Step 1: Recall the energy formula for a particle in a 3D cubic box. The energy levels for a particle of mass \(m\) in a cubic box of side length \(L\) are given by: \[ E = \frac{h^2}{8mL^2}(n_x^2 + n_y^2 + n_z^2) \] where \(n_x, n_y, n_z\) are positive integers (1, 2, 3, ...). Degeneracy is the number of different combinations of \((n_x, n_y, n_z)\) that yield the same energy value.

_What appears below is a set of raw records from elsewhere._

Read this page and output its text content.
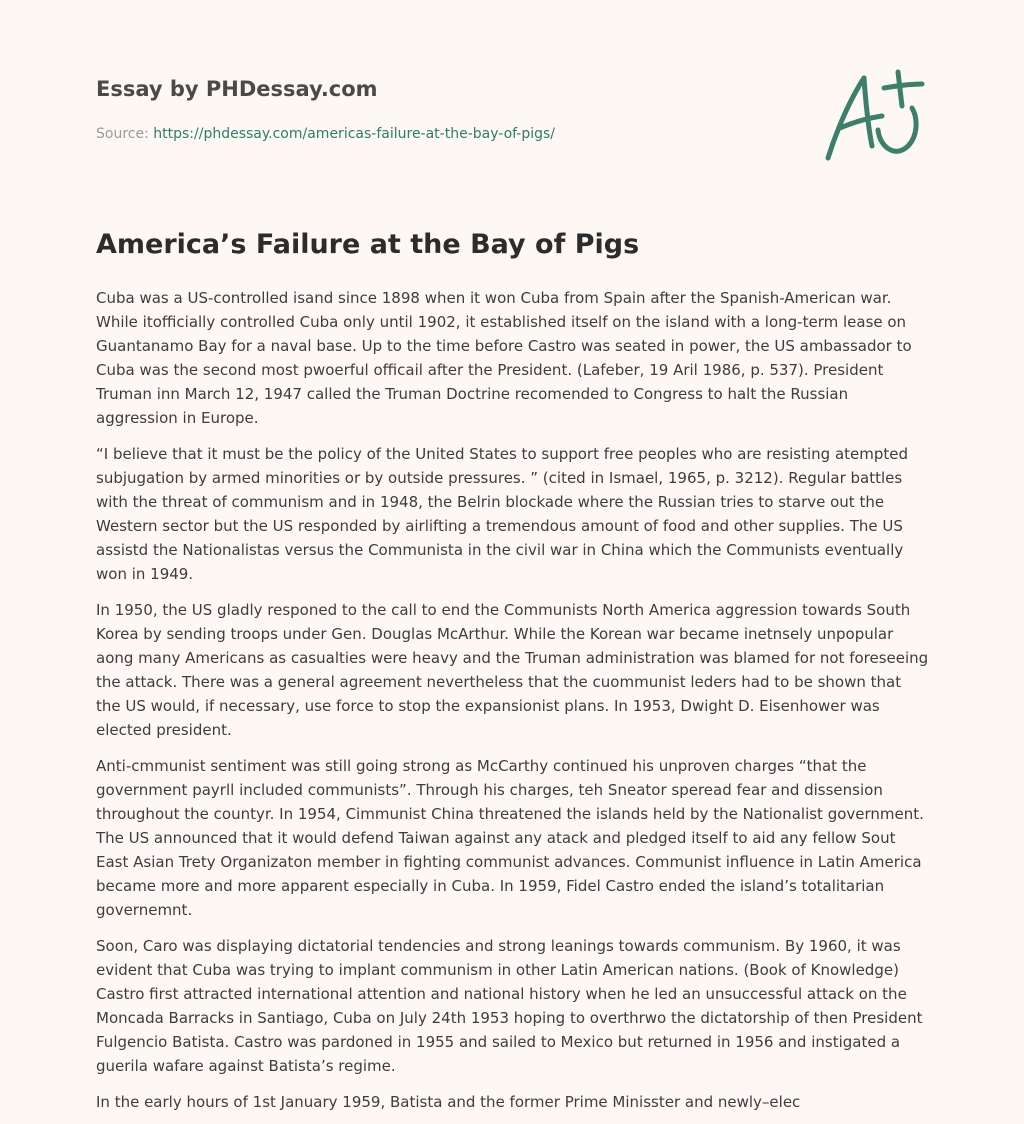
Essay by PHDessay.com
Source: https://phdessay.com/americas-failure-at-the-bay-of-pigs/
America’s Failure at the Bay of Pigs

Cuba was a US-controlled isand since 1898 when it won Cuba from Spain after the Spanish-American war. While itofficially controlled Cuba only until 1902, it established itself on the island with a long-term lease on Guantanamo Bay for a naval base. Up to the time before Castro was seated in power, the US ambassador to Cuba was the second most pwoerful officail after the President. (Lafeber, 19 Aril 1986, p. 537). President Truman inn March 12, 1947 called the Truman Doctrine recomended to Congress to halt the Russian aggression in Europe.

“I believe that it must be the policy of the United States to support free peoples who are resisting atempted subjugation by armed minorities or by outside pressures. ” (cited in Ismael, 1965, p. 3212). Regular battles with the threat of communism and in 1948, the Belrin blockade where the Russian tries to starve out the Western sector but the US responded by airlifting a tremendous amount of food and other supplies. The US assistd the Nationalistas versus the Communista in the civil war in China which the Communists eventually won in 1949.

In 1950, the US gladly responed to the call to end the Communists North America aggression towards South Korea by sending troops under Gen. Douglas McArthur. While the Korean war became inetnsely unpopular aong many Americans as casualties were heavy and the Truman administration was blamed for not foreseeing the attack. There was a general agreement nevertheless that the cuommunist leders had to be shown that the US would, if necessary, use force to stop the expansionist plans. In 1953, Dwight D. Eisenhower was elected president.

Anti-cmmunist sentiment was still going strong as McCarthy continued his unproven charges “that the government payrll included communists”. Through his charges, teh Sneator speread fear and dissension throughout the countyr. In 1954, Cimmunist China threatened the islands held by the Nationalist government. The US announced that it would defend Taiwan against any atack and pledged itself to aid any fellow Sout East Asian Trety Organizaton member in fighting communist advances. Communist influence in Latin America became more and more apparent especially in Cuba. In 1959, Fidel Castro ended the island’s totalitarian governemnt.

Soon, Caro was displaying dictatorial tendencies and strong leanings towards communism. By 1960, it was evident that Cuba was trying to implant communism in other Latin American nations. (Book of Knowledge) Castro first attracted international attention and national history when he led an unsuccessful attack on the Moncada Barracks in Santiago, Cuba on July 24th 1953 hoping to overthrwo the dictatorship of then President Fulgencio Batista. Castro was pardoned in 1955 and sailed to Mexico but returned in 1956 and instigated a guerila wafare against Batista’s regime.

In the early hours of 1st January 1959, Batista and the former Prime Minisster and newly–elec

Step 2: Calculate the degeneracy for each energy level. - A. Energy \(14h^2/(8mL^2)\): We need to find the number of integer sets \((n_x, n_y, n_z)\) such that \(n_x^2 + n_y^2 + n_z^2 = 14\). By inspection, \(1^2 + 2^2 + 3^2 = 1 + 4 + 9 = 14\). The distinct sets are permutations of (1, 2, 3). The number of permutations of three distinct numbers is \(3! = 6\). The states are (1,2,3), (1,3,2), (2,1,3), (2,3,1), (3,1,2), (3,2,1). The degeneracy is 6. So, A \(\rightarrow\) III. - B. Energy \(11h^2/(8mL^2)\): We need \(n_x^2 + n_y^2 + n_z^2 = 11\). By inspection, \(1^2 + 1^2 + 3^2 = 1 + 1 + 9 = 11\). The distinct sets are permutations of (1, 1, 3). The number of permutations is \(\frac{3!}{2!} = 3\). The states are (1,1,3), (1,3,1), (3,1,1). The degeneracy is 3. So, B \(\rightarrow\) II. - C. Energy \(3h^2/(8mL^2)\): We need \(n_x^2 + n_y^2 + n_z^2 = 3\). The only possible combination is \(1^2 + 1^2 + 1^2 = 3\). The state is (1,1,1). There is only one such state. The degeneracy is 1. So, C \(\rightarrow\) I.
Step 3: Formulate the correct matching sequence. The correct matches are: A \(\rightarrow\) III, B \(\rightarrow\) II, and C \(\rightarrow\) I. This corresponds to option (3).